Avanca 2004 Film Festival :: Lycette Bros

2004 :: Portugal
The Lycette Bros. were invited to deliver a workshop at the festival and receive an award for Best Multimedia work from Avanca 2003[1]. With the kind assistance of ANAT, Mark Lycette was able to accompany his brother John to deliver the workshop.

Practitioners within Film, Television, Video & Multimedia come from all over the world (Australia, Belgium, Bulgaria, Canada, Iran, Italy, France, Russia and Spain) to act as jury members and deliver workshops. The bulk of attendees are students who come from all over Portugal, many pitching their tents at a local school for a week attending the workshops during the day and film screenings at night. All the catering is provided in the school canteen or at some excellent outdoor “picnics” and a relaxed environment in the summer warmth ensues.

European festivals fluctuate between serious theoretical talk-fests and casual social gatherings. I have found both have their strengths and weaknesses but the more relaxed they are the more opportunities and contacts seem to be made. Avanca definitely falls into the later category. The small town of Avanca in northern Portugal is primarily and proudly known as the birthplace and residence of Portugals only Nobel prize winner, Dr. Egas Moniz, who pioneered methods of brain surgery specifically for performing lobotomies. The last festival picnic, which featured an enormous pig on a spit, was held within the grounds of Moniz residence, now a museum (Pork is a popular choice in the local diet).

The festival is a local affair with the town taken over by the festival. The bewildered locals (mainly farmers) are inundated with hundreds of festival banners on every telephone pole and gaggling gangs of foreigners walking their quiet streets and filling their bars. The local school becomes a camping ground and venue for the workshops, the local church provides the cinema and the first night banquet was held at the local swimming pool! It creates an infectious vibe and one that events from all around the world could learn. There are many small towns in Australia that could benefit from such a focused and positive event.

All these opportunities for networking proved valuable and enjoyable, being able to swap notes on other events, learn of new festivals and meet practitioners from all over Europe.

The interest in Iranian film across the world continues, we met two Iranian film-makers, one of them, Shahram Alidi is connected to the Tehran International Short Film Festival, on his invitation we have entered this years competition. We also received an invitation from Marc Lavigne, the Programmer for the festival Rencontres Audiovisuelles, Lille, France. We find both opportunities highly valuable. Iran being a new destination we would like to visit and one to exhibit our work and the event in Lille, as we have exhibited and visited there before (International Internet Film Festival, FIFI) and have some good contacts. While in Lisbon preceding the festival we also spoke with Miguel Braga, the winner of Best Multimedia from Avanca02. He wanted to discuss and negotiate some ideas with the possibly of developing some animation for cable television in Portugal.

The title of the workshop we presented “Making a Web Animation” determined a Flash based tutorial to be the logical response. A more detailed breakdown can be seen on the workshop website[2] but basically it established fundamental skills in animating with Flash (keyframing, tweening, symbols, squash & stretch and sound) which were applied within a number of exercises and then ultimately in making a simple short self-determined animation. With workshops we have found that being overly prepared is a good idea, while not necessary in this case it became apparent that the workshop group had to be spilt in two in response to the varying levels of experience that some attendees possessed. This enabled the groups to work at their natural pace.

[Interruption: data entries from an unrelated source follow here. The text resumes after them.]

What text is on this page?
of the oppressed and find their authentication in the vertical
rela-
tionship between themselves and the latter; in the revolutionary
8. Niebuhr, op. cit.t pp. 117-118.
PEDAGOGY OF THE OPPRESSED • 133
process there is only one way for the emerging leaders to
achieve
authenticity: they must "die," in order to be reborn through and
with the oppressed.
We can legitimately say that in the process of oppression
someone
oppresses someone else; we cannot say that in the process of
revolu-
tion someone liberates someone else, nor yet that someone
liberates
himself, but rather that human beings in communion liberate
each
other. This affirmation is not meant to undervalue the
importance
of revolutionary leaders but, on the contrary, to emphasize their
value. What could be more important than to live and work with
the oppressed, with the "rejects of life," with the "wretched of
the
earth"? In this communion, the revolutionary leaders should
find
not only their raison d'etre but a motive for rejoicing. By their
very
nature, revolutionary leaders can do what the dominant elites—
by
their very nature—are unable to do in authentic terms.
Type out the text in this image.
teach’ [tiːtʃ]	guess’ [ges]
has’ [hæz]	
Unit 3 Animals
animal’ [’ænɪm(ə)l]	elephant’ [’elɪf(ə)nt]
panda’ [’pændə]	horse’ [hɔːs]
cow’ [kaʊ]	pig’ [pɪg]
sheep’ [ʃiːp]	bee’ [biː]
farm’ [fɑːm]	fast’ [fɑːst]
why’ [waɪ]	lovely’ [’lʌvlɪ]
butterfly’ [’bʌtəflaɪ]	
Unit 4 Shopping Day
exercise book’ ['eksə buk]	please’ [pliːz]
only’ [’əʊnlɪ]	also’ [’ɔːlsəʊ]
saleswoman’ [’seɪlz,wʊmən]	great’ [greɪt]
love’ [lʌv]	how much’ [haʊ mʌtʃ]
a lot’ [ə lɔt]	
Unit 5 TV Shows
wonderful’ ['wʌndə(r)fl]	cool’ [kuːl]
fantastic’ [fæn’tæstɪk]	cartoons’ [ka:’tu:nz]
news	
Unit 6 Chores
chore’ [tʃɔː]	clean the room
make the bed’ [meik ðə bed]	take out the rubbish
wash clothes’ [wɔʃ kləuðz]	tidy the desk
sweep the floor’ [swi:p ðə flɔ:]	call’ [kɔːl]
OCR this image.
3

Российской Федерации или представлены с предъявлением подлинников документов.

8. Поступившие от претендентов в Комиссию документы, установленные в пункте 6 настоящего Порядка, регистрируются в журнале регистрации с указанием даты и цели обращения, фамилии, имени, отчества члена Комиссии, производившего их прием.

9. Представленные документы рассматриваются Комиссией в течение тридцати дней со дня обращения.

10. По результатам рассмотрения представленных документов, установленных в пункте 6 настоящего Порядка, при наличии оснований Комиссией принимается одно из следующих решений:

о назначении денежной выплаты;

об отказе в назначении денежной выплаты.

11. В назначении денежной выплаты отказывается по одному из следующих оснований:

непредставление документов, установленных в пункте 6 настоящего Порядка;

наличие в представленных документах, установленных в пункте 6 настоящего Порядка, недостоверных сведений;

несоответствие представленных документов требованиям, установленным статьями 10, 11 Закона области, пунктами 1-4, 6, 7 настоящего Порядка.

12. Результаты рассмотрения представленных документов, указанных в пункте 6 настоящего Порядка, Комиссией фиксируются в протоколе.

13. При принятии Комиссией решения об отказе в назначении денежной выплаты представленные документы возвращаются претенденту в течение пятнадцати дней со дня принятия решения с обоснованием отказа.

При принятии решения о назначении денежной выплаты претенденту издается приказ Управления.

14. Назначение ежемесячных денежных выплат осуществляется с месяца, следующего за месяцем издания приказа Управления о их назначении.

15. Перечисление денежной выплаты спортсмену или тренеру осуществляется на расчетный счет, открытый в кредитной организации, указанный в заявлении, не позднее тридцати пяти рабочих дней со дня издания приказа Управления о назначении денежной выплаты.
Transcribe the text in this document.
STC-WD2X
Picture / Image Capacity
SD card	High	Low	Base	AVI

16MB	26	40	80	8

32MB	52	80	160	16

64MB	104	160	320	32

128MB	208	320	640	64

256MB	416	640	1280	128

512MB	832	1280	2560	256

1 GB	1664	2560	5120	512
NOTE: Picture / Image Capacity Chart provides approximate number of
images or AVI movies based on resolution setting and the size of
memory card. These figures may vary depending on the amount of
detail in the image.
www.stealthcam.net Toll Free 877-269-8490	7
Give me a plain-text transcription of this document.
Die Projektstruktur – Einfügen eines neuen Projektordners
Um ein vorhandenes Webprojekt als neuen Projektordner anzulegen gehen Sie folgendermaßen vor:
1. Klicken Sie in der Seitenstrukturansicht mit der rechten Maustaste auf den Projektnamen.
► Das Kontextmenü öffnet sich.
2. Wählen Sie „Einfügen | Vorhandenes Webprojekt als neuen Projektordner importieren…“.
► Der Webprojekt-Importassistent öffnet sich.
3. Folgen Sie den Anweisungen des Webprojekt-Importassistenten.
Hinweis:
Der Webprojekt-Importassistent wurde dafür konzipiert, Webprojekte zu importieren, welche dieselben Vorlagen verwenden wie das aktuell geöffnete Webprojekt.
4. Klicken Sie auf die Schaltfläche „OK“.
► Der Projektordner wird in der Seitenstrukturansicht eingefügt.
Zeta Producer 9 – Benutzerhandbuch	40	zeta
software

Some of the exercises and works in progress can be seen on the aforementioned website. While demanding work and at times some language challenges to overcome our beliefs again were confirmed that computers and software are a great source of “common ground” not to mention the natural connection students of animation possess – that driving need to tell engaging stories with moving pictures. The response from the students was one of enthusiasm -some being able to make something satisfying (via the computer) for the first time. We had the added highlight, although we were too busy to notice at the time, of the workshop being filmed for the local television news.

As we found the event as relaxed as festivals can get and the people friendly, appreciative and the connections lasting we would without hesitation accept an invitation to return at a later date to deliver another workshop or sit on a jury. The Cine Club of Avanca, the most internationally active of the Portuguese clubs, promotes and succeeds in delivering a positive environment not only for international exchange between attendees but also with the local community.